Figure 6. The environment of cluster N2, the ubiquinone-binding channel and the E-channel in active mouse complex I.

a) Cluster N2 and nearby key residues in NDUFS2. Dimethyl-Arg85 and Arg105 are positively charged, His190 is the redox-Bohr group that changes protonation state upon N2 reduction⁴¹,⁴², and Asp104 and Glu115 may transfer protons to/from His190. b) The structure around the ubiquinone-headgroup binding site with key residues in NDUFS2. The structure of active mouse complex I (wheat) is overlaid on the modeled structure of bovine complex I with ubiquinone-10 bound (teal)⁴⁵ in which hydrogen bonds are present between the headgroup and Tyr108 and His59, and His59 and Asp160. Distances in brackets are for the active mouse structure. c) The ubiquinone-binding channel (mesh) in active mouse complex I was predicted using CAVER 3.0⁵⁴ with a 1.4 Å probe radius.
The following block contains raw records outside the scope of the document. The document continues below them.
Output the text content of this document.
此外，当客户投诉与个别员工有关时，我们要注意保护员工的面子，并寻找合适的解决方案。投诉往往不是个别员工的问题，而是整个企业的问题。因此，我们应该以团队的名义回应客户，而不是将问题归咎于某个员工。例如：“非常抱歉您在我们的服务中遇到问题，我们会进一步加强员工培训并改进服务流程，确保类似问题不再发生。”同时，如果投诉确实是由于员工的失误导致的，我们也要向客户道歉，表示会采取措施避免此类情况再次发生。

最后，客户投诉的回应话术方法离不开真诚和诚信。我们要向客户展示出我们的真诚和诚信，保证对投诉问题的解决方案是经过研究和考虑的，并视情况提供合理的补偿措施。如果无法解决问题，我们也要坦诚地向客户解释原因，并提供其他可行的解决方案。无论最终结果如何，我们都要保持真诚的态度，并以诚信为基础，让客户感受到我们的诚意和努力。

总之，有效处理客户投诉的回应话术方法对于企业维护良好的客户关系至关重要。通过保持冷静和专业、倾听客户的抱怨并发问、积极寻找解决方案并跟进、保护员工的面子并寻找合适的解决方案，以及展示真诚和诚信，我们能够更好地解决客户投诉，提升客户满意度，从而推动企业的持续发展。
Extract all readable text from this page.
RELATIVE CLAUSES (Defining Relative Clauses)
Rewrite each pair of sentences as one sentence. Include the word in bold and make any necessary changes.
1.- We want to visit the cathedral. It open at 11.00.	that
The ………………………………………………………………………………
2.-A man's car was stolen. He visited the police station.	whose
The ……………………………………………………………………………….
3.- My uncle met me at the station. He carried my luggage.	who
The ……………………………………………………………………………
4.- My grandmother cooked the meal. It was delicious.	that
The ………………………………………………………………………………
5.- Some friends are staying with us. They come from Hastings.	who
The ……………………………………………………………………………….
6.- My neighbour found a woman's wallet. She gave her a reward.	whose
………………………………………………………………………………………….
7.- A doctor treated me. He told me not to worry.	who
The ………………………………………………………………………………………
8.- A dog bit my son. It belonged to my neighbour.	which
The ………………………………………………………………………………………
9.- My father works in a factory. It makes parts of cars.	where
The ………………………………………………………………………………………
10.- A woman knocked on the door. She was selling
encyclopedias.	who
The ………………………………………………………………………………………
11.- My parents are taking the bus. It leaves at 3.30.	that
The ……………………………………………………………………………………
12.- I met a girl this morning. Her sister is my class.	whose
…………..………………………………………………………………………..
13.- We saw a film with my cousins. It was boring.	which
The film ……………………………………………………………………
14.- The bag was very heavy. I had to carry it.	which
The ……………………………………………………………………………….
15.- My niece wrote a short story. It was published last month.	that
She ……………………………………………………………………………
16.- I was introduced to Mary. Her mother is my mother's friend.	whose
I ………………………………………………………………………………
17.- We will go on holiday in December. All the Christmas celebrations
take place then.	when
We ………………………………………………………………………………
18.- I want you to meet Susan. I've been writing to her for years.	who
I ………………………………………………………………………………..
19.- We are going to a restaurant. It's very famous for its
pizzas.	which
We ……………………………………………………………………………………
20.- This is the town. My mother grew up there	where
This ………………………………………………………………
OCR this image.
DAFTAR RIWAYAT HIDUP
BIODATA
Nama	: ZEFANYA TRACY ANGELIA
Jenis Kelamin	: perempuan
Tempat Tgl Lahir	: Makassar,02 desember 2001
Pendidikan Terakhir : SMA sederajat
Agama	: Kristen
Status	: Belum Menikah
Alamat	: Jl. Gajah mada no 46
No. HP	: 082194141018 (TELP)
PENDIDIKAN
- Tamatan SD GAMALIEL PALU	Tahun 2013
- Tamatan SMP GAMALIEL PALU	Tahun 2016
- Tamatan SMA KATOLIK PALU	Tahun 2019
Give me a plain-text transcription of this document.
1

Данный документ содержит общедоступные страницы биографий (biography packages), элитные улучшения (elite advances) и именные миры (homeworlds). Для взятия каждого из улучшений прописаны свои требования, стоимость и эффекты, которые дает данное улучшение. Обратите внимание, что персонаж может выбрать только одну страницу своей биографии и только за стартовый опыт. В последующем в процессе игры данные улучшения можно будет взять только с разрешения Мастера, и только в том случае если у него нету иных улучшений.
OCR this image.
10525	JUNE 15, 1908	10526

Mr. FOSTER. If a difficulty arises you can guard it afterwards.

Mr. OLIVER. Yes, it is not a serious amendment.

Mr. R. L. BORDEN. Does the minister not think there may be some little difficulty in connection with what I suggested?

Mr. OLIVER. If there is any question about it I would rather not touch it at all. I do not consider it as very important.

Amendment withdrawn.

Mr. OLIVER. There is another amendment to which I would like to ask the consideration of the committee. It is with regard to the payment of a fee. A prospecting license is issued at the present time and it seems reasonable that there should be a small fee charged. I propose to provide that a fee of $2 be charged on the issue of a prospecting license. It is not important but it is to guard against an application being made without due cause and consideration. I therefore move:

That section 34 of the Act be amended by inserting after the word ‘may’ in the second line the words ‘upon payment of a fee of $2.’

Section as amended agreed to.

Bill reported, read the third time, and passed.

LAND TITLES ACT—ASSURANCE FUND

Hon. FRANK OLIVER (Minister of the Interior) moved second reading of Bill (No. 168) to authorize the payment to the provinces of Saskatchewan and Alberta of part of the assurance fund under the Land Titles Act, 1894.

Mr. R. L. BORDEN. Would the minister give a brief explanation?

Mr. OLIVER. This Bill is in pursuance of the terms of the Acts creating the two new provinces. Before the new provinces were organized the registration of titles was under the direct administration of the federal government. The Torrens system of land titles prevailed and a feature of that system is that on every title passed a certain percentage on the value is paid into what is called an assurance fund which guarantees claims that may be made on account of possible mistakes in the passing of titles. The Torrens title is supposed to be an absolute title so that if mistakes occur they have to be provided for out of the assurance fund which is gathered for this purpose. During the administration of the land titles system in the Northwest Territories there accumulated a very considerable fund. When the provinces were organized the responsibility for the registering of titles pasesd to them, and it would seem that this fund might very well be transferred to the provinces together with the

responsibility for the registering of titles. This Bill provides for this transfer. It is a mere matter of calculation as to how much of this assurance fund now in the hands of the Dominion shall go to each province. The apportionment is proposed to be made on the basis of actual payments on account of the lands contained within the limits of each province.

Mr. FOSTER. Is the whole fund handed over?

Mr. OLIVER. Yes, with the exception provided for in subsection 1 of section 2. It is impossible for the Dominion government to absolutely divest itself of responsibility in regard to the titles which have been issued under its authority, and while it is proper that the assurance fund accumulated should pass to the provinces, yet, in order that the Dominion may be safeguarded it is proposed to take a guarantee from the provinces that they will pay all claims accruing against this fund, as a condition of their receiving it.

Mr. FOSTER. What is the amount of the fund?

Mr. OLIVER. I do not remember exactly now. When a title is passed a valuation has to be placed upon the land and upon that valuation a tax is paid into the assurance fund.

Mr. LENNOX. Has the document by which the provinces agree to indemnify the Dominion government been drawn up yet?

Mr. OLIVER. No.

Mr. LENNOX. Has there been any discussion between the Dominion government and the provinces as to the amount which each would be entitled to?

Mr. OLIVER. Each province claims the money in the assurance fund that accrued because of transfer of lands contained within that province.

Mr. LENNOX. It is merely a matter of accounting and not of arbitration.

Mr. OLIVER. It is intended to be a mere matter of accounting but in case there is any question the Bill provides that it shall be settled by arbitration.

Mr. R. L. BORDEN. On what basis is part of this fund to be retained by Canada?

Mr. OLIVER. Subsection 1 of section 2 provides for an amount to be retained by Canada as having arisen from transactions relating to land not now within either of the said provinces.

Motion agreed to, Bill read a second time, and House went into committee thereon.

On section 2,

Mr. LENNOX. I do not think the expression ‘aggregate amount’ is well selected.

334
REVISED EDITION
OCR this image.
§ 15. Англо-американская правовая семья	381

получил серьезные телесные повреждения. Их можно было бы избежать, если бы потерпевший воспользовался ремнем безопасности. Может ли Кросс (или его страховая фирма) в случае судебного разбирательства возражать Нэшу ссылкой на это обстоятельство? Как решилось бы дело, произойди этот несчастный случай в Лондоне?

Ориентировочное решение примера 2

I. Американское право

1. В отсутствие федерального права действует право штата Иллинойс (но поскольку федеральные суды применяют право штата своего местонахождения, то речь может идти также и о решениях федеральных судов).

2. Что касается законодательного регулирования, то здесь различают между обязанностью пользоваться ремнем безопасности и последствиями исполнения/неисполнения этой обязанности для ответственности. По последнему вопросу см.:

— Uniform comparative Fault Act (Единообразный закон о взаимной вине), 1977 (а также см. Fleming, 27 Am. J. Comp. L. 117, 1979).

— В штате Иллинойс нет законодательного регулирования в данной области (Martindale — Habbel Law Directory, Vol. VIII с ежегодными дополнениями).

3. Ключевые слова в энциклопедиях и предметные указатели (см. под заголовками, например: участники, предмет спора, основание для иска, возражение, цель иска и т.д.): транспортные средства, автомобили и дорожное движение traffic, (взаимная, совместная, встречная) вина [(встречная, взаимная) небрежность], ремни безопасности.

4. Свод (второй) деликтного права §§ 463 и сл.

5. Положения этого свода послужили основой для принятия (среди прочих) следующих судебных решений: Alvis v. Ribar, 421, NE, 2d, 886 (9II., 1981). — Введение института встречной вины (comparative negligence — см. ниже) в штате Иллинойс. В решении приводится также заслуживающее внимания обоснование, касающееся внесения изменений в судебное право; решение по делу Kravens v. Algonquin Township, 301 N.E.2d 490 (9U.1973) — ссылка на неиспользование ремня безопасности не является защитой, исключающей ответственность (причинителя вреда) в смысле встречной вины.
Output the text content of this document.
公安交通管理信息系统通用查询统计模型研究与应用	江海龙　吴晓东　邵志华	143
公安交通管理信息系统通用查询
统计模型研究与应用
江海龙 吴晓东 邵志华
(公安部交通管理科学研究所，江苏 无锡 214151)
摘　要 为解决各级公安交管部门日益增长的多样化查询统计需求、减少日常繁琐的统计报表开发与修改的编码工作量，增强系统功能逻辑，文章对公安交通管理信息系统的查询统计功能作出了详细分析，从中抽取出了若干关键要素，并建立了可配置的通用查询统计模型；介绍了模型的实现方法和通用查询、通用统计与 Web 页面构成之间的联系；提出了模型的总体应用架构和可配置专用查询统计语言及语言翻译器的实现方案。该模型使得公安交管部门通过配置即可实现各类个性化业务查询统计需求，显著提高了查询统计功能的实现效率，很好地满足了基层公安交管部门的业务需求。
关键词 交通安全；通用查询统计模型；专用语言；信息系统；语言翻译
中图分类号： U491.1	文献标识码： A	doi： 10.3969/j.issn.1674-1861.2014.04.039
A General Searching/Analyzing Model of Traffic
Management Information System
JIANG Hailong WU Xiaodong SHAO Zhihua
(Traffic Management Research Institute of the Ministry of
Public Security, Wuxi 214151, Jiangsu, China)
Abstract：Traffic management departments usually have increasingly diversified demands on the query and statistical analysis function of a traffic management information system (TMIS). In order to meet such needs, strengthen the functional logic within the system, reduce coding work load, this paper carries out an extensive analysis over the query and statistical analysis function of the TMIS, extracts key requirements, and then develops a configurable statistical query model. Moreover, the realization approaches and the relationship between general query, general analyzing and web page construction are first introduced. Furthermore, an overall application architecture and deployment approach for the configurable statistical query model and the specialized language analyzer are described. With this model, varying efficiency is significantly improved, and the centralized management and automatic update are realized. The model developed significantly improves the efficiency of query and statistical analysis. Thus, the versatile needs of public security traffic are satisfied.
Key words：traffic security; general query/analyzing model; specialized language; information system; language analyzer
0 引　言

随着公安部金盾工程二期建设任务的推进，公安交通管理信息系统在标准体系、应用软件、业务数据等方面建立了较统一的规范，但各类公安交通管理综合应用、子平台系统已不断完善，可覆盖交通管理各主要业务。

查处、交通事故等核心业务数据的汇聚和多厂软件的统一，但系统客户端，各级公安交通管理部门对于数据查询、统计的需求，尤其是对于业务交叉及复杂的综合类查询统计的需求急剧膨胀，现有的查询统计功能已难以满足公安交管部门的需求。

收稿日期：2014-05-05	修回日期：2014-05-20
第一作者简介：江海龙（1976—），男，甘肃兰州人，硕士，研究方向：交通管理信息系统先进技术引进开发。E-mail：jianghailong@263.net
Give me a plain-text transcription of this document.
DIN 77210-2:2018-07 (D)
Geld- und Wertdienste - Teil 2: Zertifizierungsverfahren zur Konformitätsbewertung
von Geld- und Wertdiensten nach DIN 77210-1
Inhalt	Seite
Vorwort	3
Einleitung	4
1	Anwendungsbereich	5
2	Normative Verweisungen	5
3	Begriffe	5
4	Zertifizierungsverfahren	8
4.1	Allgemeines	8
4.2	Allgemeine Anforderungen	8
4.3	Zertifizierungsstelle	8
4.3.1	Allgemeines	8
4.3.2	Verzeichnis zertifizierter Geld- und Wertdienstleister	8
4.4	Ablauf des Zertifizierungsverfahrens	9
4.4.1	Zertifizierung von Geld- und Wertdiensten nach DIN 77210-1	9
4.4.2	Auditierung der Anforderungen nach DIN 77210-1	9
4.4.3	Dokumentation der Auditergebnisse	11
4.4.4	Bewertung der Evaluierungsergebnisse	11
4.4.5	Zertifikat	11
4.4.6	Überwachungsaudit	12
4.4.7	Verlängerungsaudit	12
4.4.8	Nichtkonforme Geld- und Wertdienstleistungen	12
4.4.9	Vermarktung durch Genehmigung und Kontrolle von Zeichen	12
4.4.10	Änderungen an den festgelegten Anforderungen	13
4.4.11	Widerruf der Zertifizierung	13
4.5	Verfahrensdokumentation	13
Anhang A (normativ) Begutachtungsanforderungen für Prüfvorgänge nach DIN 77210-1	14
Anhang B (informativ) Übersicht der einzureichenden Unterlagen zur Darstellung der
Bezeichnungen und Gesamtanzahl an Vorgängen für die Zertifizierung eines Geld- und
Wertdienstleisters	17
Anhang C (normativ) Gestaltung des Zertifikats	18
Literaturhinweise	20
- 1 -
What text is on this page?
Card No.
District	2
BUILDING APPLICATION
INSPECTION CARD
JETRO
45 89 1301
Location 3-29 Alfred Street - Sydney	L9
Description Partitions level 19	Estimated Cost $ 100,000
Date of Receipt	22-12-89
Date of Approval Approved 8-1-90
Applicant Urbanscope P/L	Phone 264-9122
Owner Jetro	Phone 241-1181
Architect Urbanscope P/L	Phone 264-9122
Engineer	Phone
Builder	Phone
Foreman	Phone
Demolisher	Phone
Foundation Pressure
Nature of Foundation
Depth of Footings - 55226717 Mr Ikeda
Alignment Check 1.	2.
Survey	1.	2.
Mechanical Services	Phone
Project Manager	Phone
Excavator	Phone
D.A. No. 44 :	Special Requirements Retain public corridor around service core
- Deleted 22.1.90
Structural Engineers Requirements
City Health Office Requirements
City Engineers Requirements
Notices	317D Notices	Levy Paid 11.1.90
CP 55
The key residues from panel b are shown with charged residues in the vicinity of the site (inset, charged residues around the center of the channel and their interactions). The main figure highlights the carboxylate-rich ND1 TMH 5-6 loop and the E channel residues (blue) that connect the ubiquinone-binding site to the π-helix present in ND6 in the deactive enzyme, and to charged residues in the central membrane plane⁷. Long distances of interest are in red, and all residues are in ND1 unless otherwise indicated (B - NDUFS7, D - NDUFS2, J - ND6 and K - ND4L). All distances are in Å.